Precisamente la probabilidad, la rama de las matemáticas dedicada al azar, si algo enseña es que, a la larga, siempre acabas perdiendo. La probabilidad precisamente pemite diseñar unos juegos que devuelvan mucho dinero al jugador. Las tragaperras de los bares devuelven en premios más del 95% de lo que ingresan, curiosamente la clave del éxito de las tragaperras es que “traguen pocas perras”. En los casinos el porcentaje de devolución es aún mayor. Los juegos de azar son muy generosos, pues con esto se consigue alimentar en el jugador la sensación de que gana, de que pierde poco, de que la máquina le da muchos premios. Todo esto naturalmente importa un pimiento, pues a la larga, y con una gran cantidad de jugadores, las matemáticas no fallan para el trilero o el dueño del casino, que irá acumulando sutilmente ese pequeño pero jugoso porcentaje de dinero, cómodamente sentado en su butaca, riéndose del mundo.
Pero este conocimiento matemático profundo sólo se alcanza después de asimilar muchos conceptos teóricos difíciles, no está disponible en comprimidos masticables competenciales. Nos guste o no, para que nuestros jóvenes se formen, se necesita un aprendizaje rico en contenidos, con una sólida base de conocimientos. No podemos engañar a los estudiantes. Paradójicamente, una educación competencial tendrá como resultado la mayor de las incompetencias imaginables.

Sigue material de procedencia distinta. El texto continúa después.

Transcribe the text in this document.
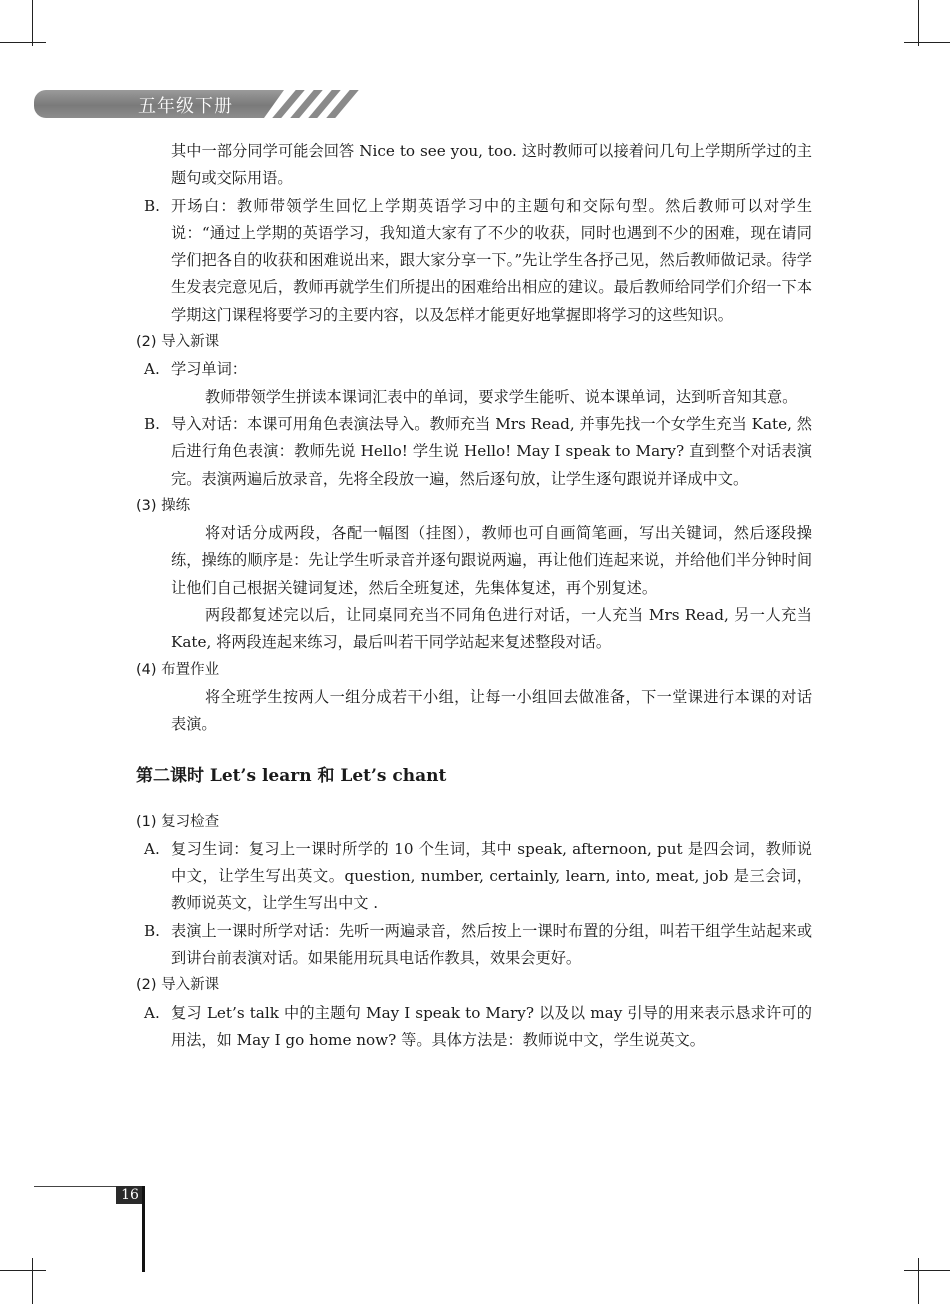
五年级下册

其中一部分同学可能会回答 Nice to see you, too. 这时教师可以接着问几句上学期所学过的主题句或交际用语。

B. 开场白：教师带领学生回忆上学期英语学习中的主题句和交际句型。然后教师可以对学生说：“通过上学期的英语学习，我知道大家有了不少的收获，同时也遇到不少的困难，现在请同学们把各自的收获和困难说出来，跟大家分享一下。”先让学生各抒己见，然后教师做记录。待学生发表完意见后，教师再就学生们所提出的困难给出相应的建议。最后教师给同学们介绍一下本学期这门课程将要学习的主要内容，以及怎样才能更好地掌握即将学习的这些知识。

(2) 导入新课

A. 学习单词：

教师带领学生拼读本课词汇表中的单词，要求学生能听、说本课单词，达到听音知其意。

B. 导入对话：本课可用角色表演法导入。教师充当 Mrs Read, 并事先找一个女学生充当 Kate, 然后进行角色表演：教师先说 Hello! 学生说 Hello! May I speak to Mary? 直到整个对话表演完。表演两遍后放录音，先将全段放一遍，然后逐句放，让学生逐句跟说并译成中文。

(3) 操练

将对话分成两段，各配一幅图（挂图），教师也可自画简笔画，写出关键词，然后逐段操练，操练的顺序是：先让学生听录音并逐句跟说两遍，再让他们连起来说，并给他们半分钟时间让他们自己根据关键词复述，然后全班复述，先集体复述，再个别复述。

两段都复述完以后，让同桌同充当不同角色进行对话，一人充当 Mrs Read, 另一人充当 Kate, 将两段连起来练习，最后叫若干同学站起来复述整段对话。

(4) 布置作业

将全班学生按两人一组分成若干小组，让每一小组回去做准备，下一堂课进行本课的对话表演。

第二课时 Let’s learn 和 Let’s chant

(1) 复习检查

A. 复习生词：复习上一课时所学的 10 个生词，其中 speak, afternoon, put 是四会词，教师说中文，让学生写出英文。question, number, certainly, learn, into, meat, job 是三会词，教师说英文，让学生写出中文 .
B. 表演上一课时所学对话：先听一两遍录音，然后按上一课时布置的分组，叫若干组学生站起来或到讲台前表演对话。如果能用玩具电话作教具，效果会更好。

(2) 导入新课

A. 复习 Let’s talk 中的主题句 May I speak to Mary? 以及以 may 引导的用来表示恳求许可的用法，如 May I go home now? 等。具体方法是：教师说中文，学生说英文。
16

Los profesores en Catalunya llevamos años esperando la “inminente” llegada del nuevo currículum educativo, en el que todos los contenidos formativos y todos los criterios de evaluación serán competenciales. Nos mantenemos en un desierto educativo a la espera de llegar a la Tierra prometida competencial, un currículum que será estupendo, moderno, fantástico, motivador, acabará con todos los problemas de disciplina actuales y pondrá a Catalunya en la vanguardia educativa mundial... pero sólo tiene un problema ¡ay! Que no llegará nunca, porque no existe ni existirá jamás, porque es una pura ficción. Una ficción que no afecta significamente a las clases acomodadas, que disponen de los medios para ofrecer a sus hijos “extraescolarmente” toda la cultura y conocimientos que no les ofrezca el sistema educativo, pero que afecta muy gravemente a las clases trabajadoras, pues dependen de un sistema educativo sólido para compensar las carencias culturales familiares y sociales. Una ficción que aumentará terriblemente la desigualdad social entre clases, pues significa la destrucción del sistema educativo como ascensor social. Todo muy americano.